The old man smiled at them all. "I'll tell you where I've been," he said. "It won't take long. I was behindhand in that interest money. I couldn't earn enough to get ahead nohow. I was nothin' but a drag on you all, nothin' but a drag. All of a sudden, that day when I went away, I reasoned of it out. Says I, that mortgage will be foreclosed; my stayin' where I be won't make no difference about that. I ain't doin' anythin' for my family, anyway. I'm wore out tryin', and it's no use. If I go away, I can do more for 'em than if I stay. I can save every cent I earn, till I get enough to pay that mortgage up. I'll get a chance that way to do somethin' for 'em. So I went."
The utter inconsequence of his father's reasoning struck Jerome like a chill. "His mind isn't just right," he thought.
"Where did you go, Abel?" asked his mother.
"To West Linfield."
"What!" cried Jerome. "That's only twenty miles away."
Abel Edwards laughed with child-like cunning. "I know it," he said. "I went to work on Jabez Summers's farm there. It's way up the hill-road; nobody ever came there that knew me. I took another name, too—called myself Ephraim Green. I've saved up fifteen hundred dollars. It's there in that little tin chist. I bought that of Summers for a shillin', to keep my money in. There's five hundred in gold, an' the rest in bank-bills. You needn't worry now, mother. We'll pay that mortgage up to-morrow."
"The mortgage is all paid. We've paid it, Abel," cried Ann.
"Paid! The mortgage ain't paid!"
"Yes, we've paid it. We all earnt money an' paid it."
"Then we can keep the money," said the old man, happily. "We can keep it, mother; I thought it would go kinder hard partin' with it. I've worked so hard to save it. I 'ain't had many clothes, an' I 'ain't ever been to meetin' lately, my coat got so ragged."
Elmira was crying.
"How did you get here to-night, father?" Jerome asked, huskily.
"I walked from West Linfield; started yesterday afternoon. I come as far as Westbrook, an' it began to snow. I put up at Hayes's Tavern."
"At Hayes's Tavern, with all that money!" exclaimed Elmira.
"Why, ain't they honest there?" asked the old man, quickly.
"Yes, father, they're all right, I guess. Go on."
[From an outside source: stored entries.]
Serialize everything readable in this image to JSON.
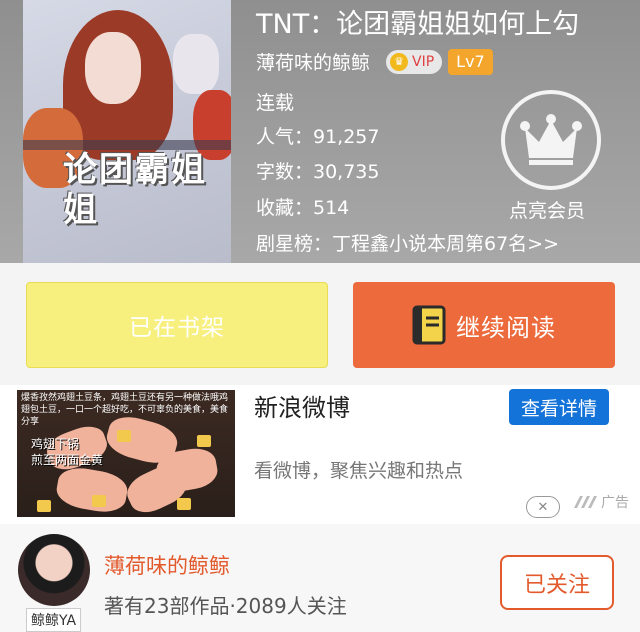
{
  "book": {
    "cover_text": "论团霸姐姐",
    "title": "TNT：论团霸姐姐如何上勾",
    "author": "薄荷味的鲸鲸",
    "vip_badge": "VIP",
    "level_badge": "Lv7",
    "status": "连载",
    "popularity": "人气：91,257",
    "word_count": "字数：30,735",
    "favorites": "收藏：514",
    "ranking": "剧星榜：丁程鑫小说本周第67名>>",
    "vip_cta": "点亮会员"
  },
  "actions": {
    "shelf_label": "已在书架",
    "read_label": "继续阅读"
  },
  "ad": {
    "thumb_text": "爆香孜然鸡翅土豆条，鸡翅土豆还有另一种做法哦鸡翅包土豆，一口一个超好吃，不可辜负的美食，美食分享",
    "thumb_caption": "鸡翅下锅\n煎至两面金黄",
    "title": "新浪微博",
    "detail_button": "查看详情",
    "description": "看微博，聚焦兴趣和热点",
    "close_symbol": "✕",
    "ad_label": "广告"
  },
  "author_card": {
    "avatar_tag": "鲸鲸YA",
    "name": "薄荷味的鲸鲸",
    "meta": "著有23部作品·2089人关注",
    "follow_button": "已关注"
  },
  "colors": {
    "shelf_bg": "#f7ef7e",
    "read_bg": "#ec6a3c",
    "weibo_blue": "#1473d9",
    "accent_orange": "#e35a2d"
  },
  "icons": [
    "crown-icon",
    "book-icon",
    "close-icon",
    "ad-logo-icon"
  ]
}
"They seemed real honest," said his father. "I told 'em all about it, and they acted real interested. Mis' Hayes she fried me some slapjacks for supper. I had a good room, with a man who was goin' to Boston this mornin'. He started afore light; he was gone when I woke up. I stayed there till afternoon, then I started out. I got a lift as far as the Corners, then I walked a spell and went into a house, where they give me some supper, and give me another lift as far as the Stone Hill Meetin'-house. I've been trampin' since. It was ruther hard, on account of the roads bein' some drifted, but it's stopped snowin'."
"Why didn't you come on the coach, Abel, when you had all that money?" asked Ann, pitifully. "I wonder it hadn't killed you."
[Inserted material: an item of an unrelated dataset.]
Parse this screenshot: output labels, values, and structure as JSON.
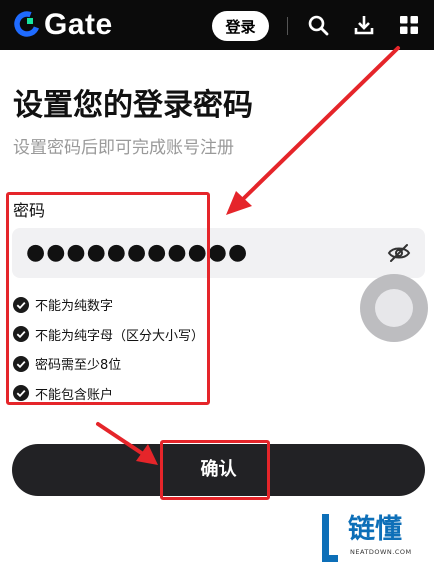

"Do you suppose I was goin' to spend that money for coach hire? You dun'no' how awful hard it come, mother," replied the old man. He closed his eyes as he spoke; he was weary almost to death.
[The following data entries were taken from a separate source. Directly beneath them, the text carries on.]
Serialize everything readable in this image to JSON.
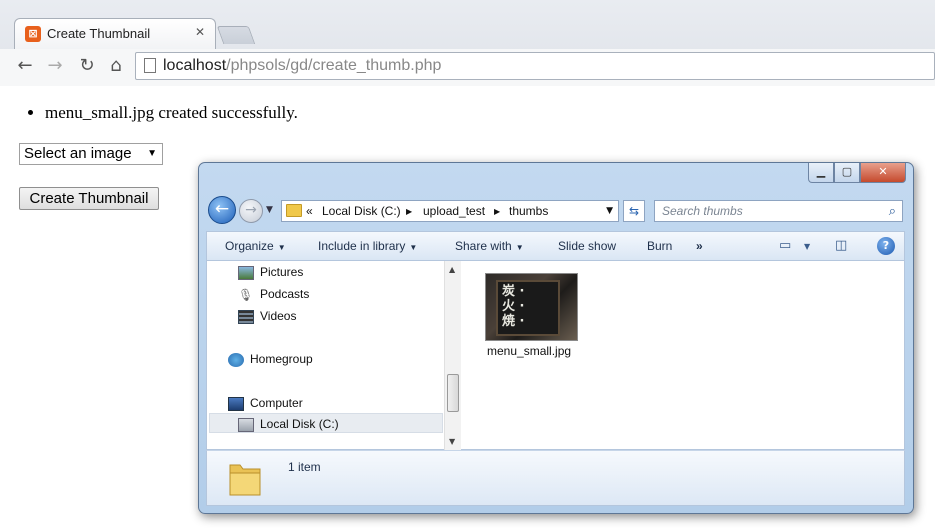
{
  "browser": {
    "tab_title": "Create Thumbnail",
    "url_host": "localhost",
    "url_path": "/phpsols/gd/create_thumb.php"
  },
  "page": {
    "messages": [
      "menu_small.jpg created successfully."
    ],
    "select_value": "Select an image",
    "button_label": "Create Thumbnail"
  },
  "explorer": {
    "breadcrumb": [
      "Local Disk (C:)",
      "upload_test",
      "thumbs"
    ],
    "search_placeholder": "Search thumbs",
    "commands": [
      "Organize",
      "Include in library",
      "Share with",
      "Slide show",
      "Burn"
    ],
    "more_glyph": "»",
    "nav_items": [
      "Pictures",
      "Podcasts",
      "Videos",
      "Homegroup",
      "Computer",
      "Local Disk (C:)"
    ],
    "files": [
      {
        "name": "menu_small.jpg"
      }
    ],
    "status": "1 item"
  }
}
"He'll go to sleep again if you don't talk, mother," Jerome whispered.
"Well, I'll lay down side of him, an' mebbe we'll both go to sleep," his mother said, with a strange docility. Jerome assisted her into the bed, then he and Elmira went back to the kitchen.
Jerome motioned to Elmira to be quiet, and cautiously lifted the little japanned trunk and passed it from one hand to the other, as if testing its weight. Elmira watched him with her bewildered, tearful eyes. Finally he tiptoed softly out with it, motioning her to follow with the candle. They went into the icy parlor and closed the door.
"What's the matter, Jerome?" Elmira whispered.
"I'm afraid there may be something wrong with the money. I'm going to find it out before he does, if there is."
There was a little padlock on the trunk, but it was tied together with a bit of leather shoestring, not locked. Jerome took out his jack-knife, cut the string, and opened the trunk. Elmira held the candle while he examined the contents. There was a large old wallet stuffed with bank-notes, also several parcels of them tied up carefully.
"It's just as I thought," Jerome muttered.
"Some of the money is gone. The gold isn't here. It might have been the man who roomed with him at Hayes's Tavern. There have been queer things done there before now. All I wonder is, he didn't take it all."
"Oh, Jerome, it isn't gone?"
"Yes, the gold is gone. Here is the bag it was in. The thief left that. Suppose he thought he might be traced by it."
"Oh, poor father, poor father, what will he do!" moaned Elmira.
"He'll do nothing. He'll never know it," said Jerome.
"What do you mean?"
"Wait here a minute." Jerome went noiselessly out of the room and up-stairs. He returned soon with a leathern bag, which he carried with great caution. "I'm trying to keep this from jingling," he whispered.
"Oh, Jerome, what is it?"
Jerome laughed and untied the mouth of the bag. "You must help me put it into the other bag; every dollar will have to be counted out separately."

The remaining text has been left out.